Inference#
The causalis.inference module provides estimators to quantify causal effects from observational or experimental data.
It offers ready-to-use functions for common targets such as:
ATE (Average Treatment Effect): overall effect of a binary treatment on the outcome
ATT (Average Treatment effect on the Treated)
CATE / GATE: heterogeneity of effects across individuals or groups
Under the hood, ATE/ATT routines rely on Double Machine Learning (DoubleML / IRM) with sensible defaults
(CatBoost learners) and cross-fitting to reduce bias from flexible nuisance models.
A Very Short ATE Example#
Below is the minimal flow using the internal IRM ATE estimator.
It expects a CausalData object with one binary treatment, one outcome, and a list of confounders.

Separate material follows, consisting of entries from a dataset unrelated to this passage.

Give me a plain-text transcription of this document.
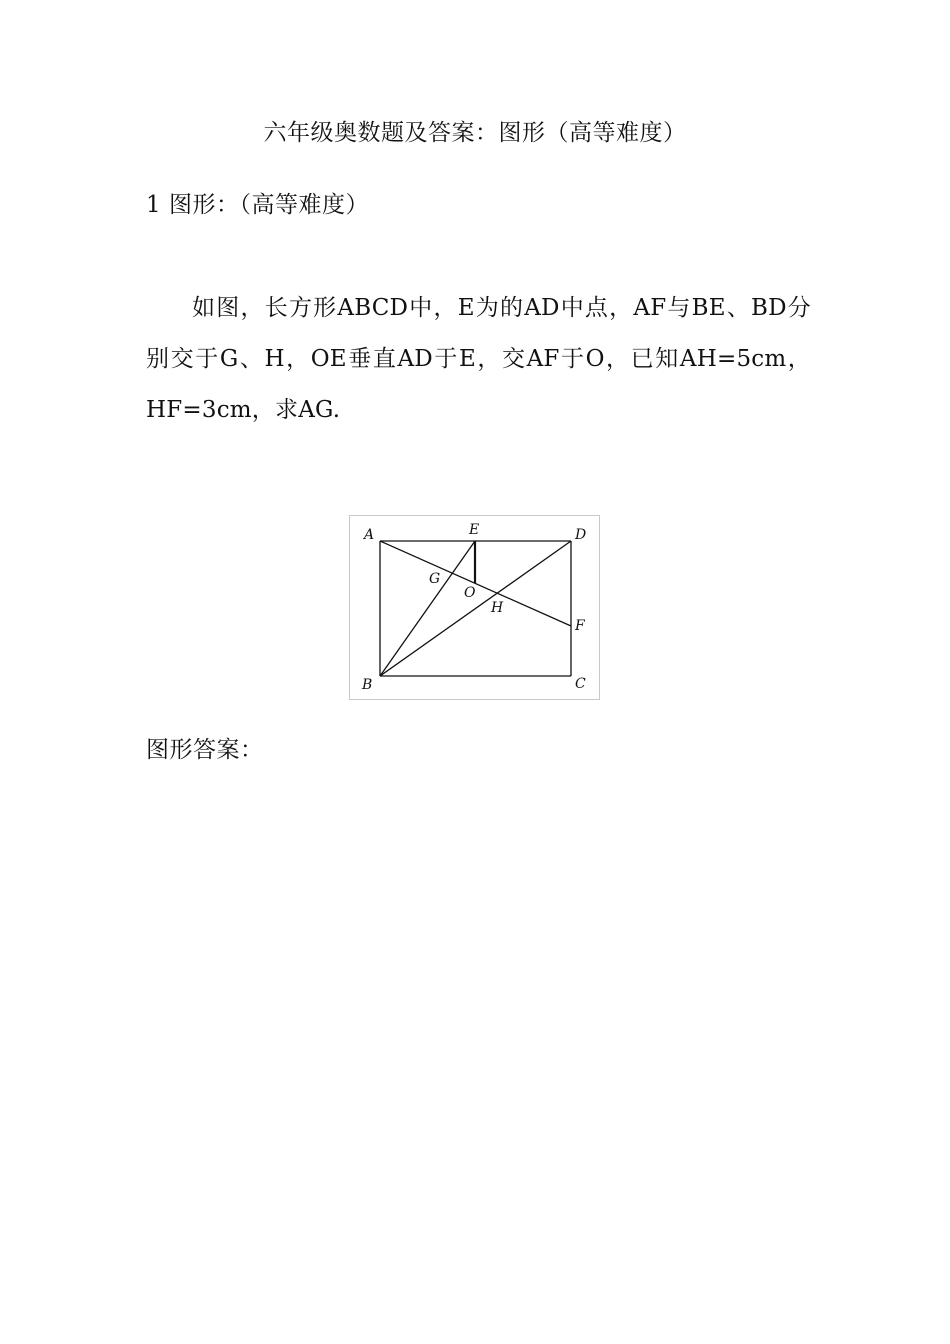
六年级奥数题及答案：图形（高等难度）
1 图形：（高等难度）

如图，长方形ABCD中，E为的AD中点，AF与BE、BD分别交于G、H，OE垂直AD于E，交AF于O，已知AH=5cm，HF=3cm，求AG.

A	E	D
G
O
H
F
B	C
图形答案：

from causalis.inference.ate import dml_ate
# Assume you already constructed a CausalData object: `causal_data`
# (see the User Guide pages for data preparation and EDA)
results = dml_ate(causal_data, n_folds=5, confidence_level=0.95)

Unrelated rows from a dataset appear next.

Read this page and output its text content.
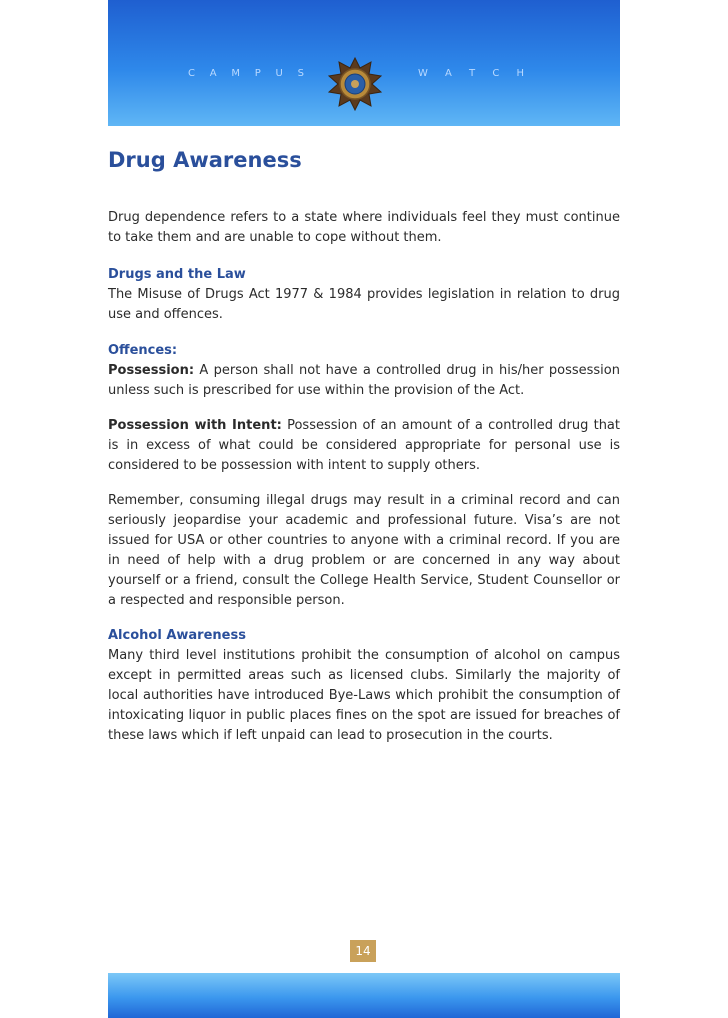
C A M P U S	W A T C H
Drug Awareness

Drug dependence refers to a state where individuals feel they must continue to take them and are unable to cope without them.

Drugs and the Law

The Misuse of Drugs Act 1977 & 1984 provides legislation in relation to drug use and offences.

Offences:

Possession: A person shall not have a controlled drug in his/her possession unless such is prescribed for use within the provision of the Act.

Possession with Intent: Possession of an amount of a controlled drug that is in excess of what could be considered appropriate for personal use is considered to be possession with intent to supply others.

Remember, consuming illegal drugs may result in a criminal record and can seriously jeopardise your academic and professional future. Visa’s are not issued for USA or other countries to anyone with a criminal record. If you are in need of help with a drug problem or are concerned in any way about yourself or a friend, consult the College Health Service, Student Counsellor or a respected and responsible person.

Alcohol Awareness

Many third level institutions prohibit the consumption of alcohol on campus except in permitted areas such as licensed clubs. Similarly the majority of local authorities have introduced Bye-Laws which prohibit the consumption of intoxicating liquor in public places fines on the spot are issued for breaches of these laws which if left unpaid can lead to prosecution in the courts.

14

print("ATE (coefficient):", results["coefficient"]) # float
print("Std. error:", results["std_error"]) # float
print("P-value:", results["p_value"]) # float
print("95% CI:", results["confidence_interval"]) # (lower, upper)
What It Returns#
{
'coefficient': float, # estimated average treatment effect
'std_error': float, # standard error
'p_value': float, # p-value for H0: effect == 0
'confidence_interval': (float, float), # (lower, upper) at the requested level
'model': IRM, # fitted IRM object for advanced inspection
'diagnostic_data': dict # comprehensive diagnostic information (optional)
}
Advanced Usage#
Custom Machine Learning Models#
You can pass your own ML models to replace the default CatBoost learners:
from sklearn.ensemble import RandomForestRegressor, RandomForestClassifier
results = dml_ate(
causal_data,
ml_g=RandomForestRegressor(n_estimators=100, max_depth=5),
ml_m=RandomForestClassifier(n_estimators=100, max_depth=5),
n_folds=5,
confidence_level=0.95
)
Additional Parameters#
The dml_ate function provides several additional parameters for fine-tuning:
results = dml_ate(
causal_data,
n_folds=5, # number of cross-fitting folds
n_rep=1, # number of repetitions (currently 1 supported)

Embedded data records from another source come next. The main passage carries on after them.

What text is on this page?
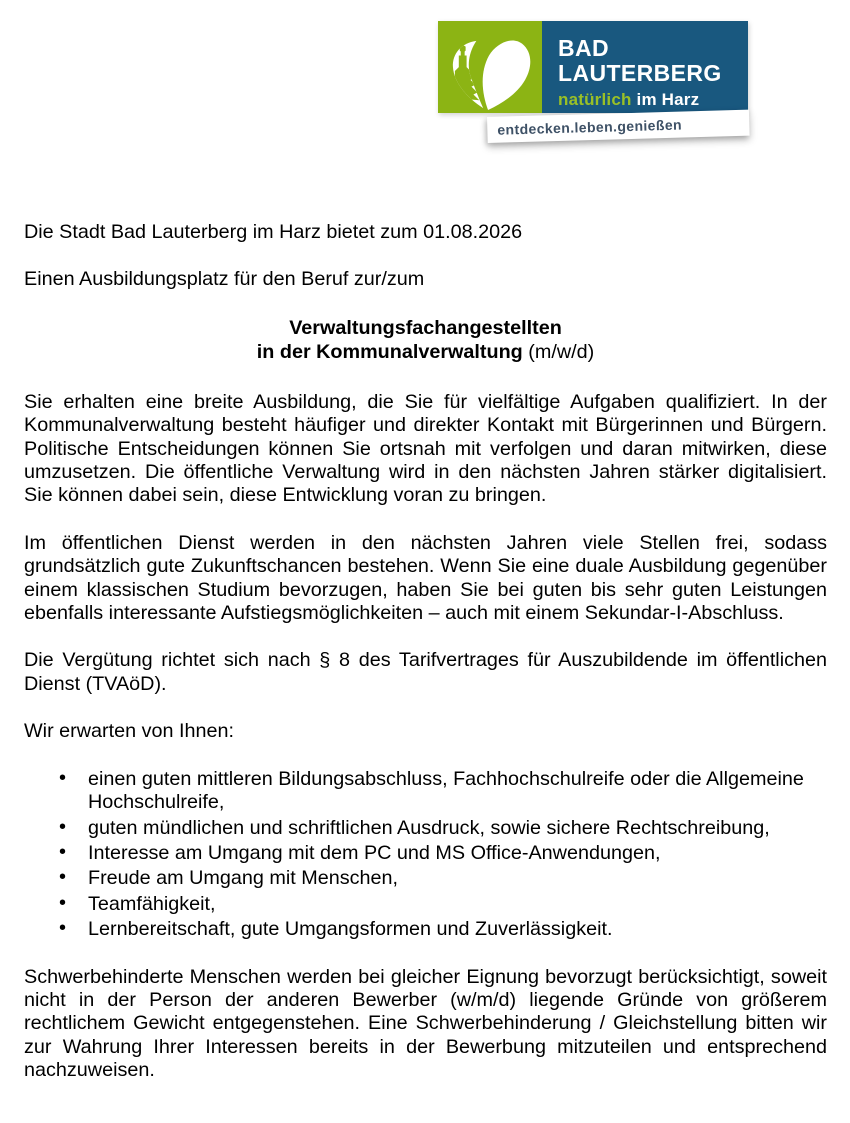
BAD
LAUTERBERG
natürlich im Harz
entdecken.leben.genießen

Die Stadt Bad Lauterberg im Harz bietet zum 01.08.2026

Einen Ausbildungsplatz für den Beruf zur/zum

Verwaltungsfachangestellten
in der Kommunalverwaltung (m/w/d)

Sie erhalten eine breite Ausbildung, die Sie für vielfältige Aufgaben qualifiziert. In der Kommunalverwaltung besteht häufiger und direkter Kontakt mit Bürgerinnen und Bürgern. Politische Entscheidungen können Sie ortsnah mit verfolgen und daran mitwirken, diese umzusetzen. Die öffentliche Verwaltung wird in den nächsten Jahren stärker digitalisiert. Sie können dabei sein, diese Entwicklung voran zu bringen.

Im öffentlichen Dienst werden in den nächsten Jahren viele Stellen frei, sodass grundsätzlich gute Zukunftschancen bestehen. Wenn Sie eine duale Ausbildung gegenüber einem klassischen Studium bevorzugen, haben Sie bei guten bis sehr guten Leistungen ebenfalls interessante Aufstiegsmöglichkeiten – auch mit einem Sekundar-I-Abschluss.

Die Vergütung richtet sich nach § 8 des Tarifvertrages für Auszubildende im öffentlichen Dienst (TVAöD).

Wir erwarten von Ihnen:

• einen guten mittleren Bildungsabschluss, Fachhochschulreife oder die Allgemeine Hochschulreife,
• guten mündlichen und schriftlichen Ausdruck, sowie sichere Rechtschreibung,
• Interesse am Umgang mit dem PC und MS Office-Anwendungen,
• Freude am Umgang mit Menschen,
• Teamfähigkeit,
• Lernbereitschaft, gute Umgangsformen und Zuverlässigkeit.

Schwerbehinderte Menschen werden bei gleicher Eignung bevorzugt berücksichtigt, soweit nicht in der Person der anderen Bewerber (w/m/d) liegende Gründe von größerem rechtlichem Gewicht entgegenstehen. Eine Schwerbehinderung / Gleichstellung bitten wir zur Wahrung Ihrer Interessen bereits in der Bewerbung mitzuteilen und entsprechend nachzuweisen.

score="ATE", # "ATE" or "ATTE"
confidence_level=0.95, # confidence level for CI
normalize_ipw=False, # whether to normalize IPW terms
trimming_rule="truncate", # trimming approach for propensity
trimming_threshold=1e-2, # trimming threshold
random_state=42, # random seed for reproducibility
store_diagnostic_data=True # store comprehensive diagnostics
)
Diagnostic Data#
By default, dml_ate can store detailed diagnostic information useful for validation and refutation tests:
results = dml_ate(causal_data, store_diagnostic_data=True)
# Access diagnostic data
diagnostics = results["diagnostic_data"]
# Available diagnostic information:
# - m_hat: estimated propensity scores
# - g0_hat: estimated outcome under control
# - g1_hat: estimated outcome under treatment
# - y: observed outcomes
# - d: observed treatment
# - x: confounders
# - psi: influence function values
# - psi_a, psi_b: score components
# - folds: fold assignments
# - score: score type used
# - normalize_ipw: whether IPW was normalized
# - trimming_threshold: trimming threshold used
# - p1: treatment prevalence
This diagnostic data enables comprehensive refutation tests, including overlap diagnostics, score validation, and sensitivity analysis.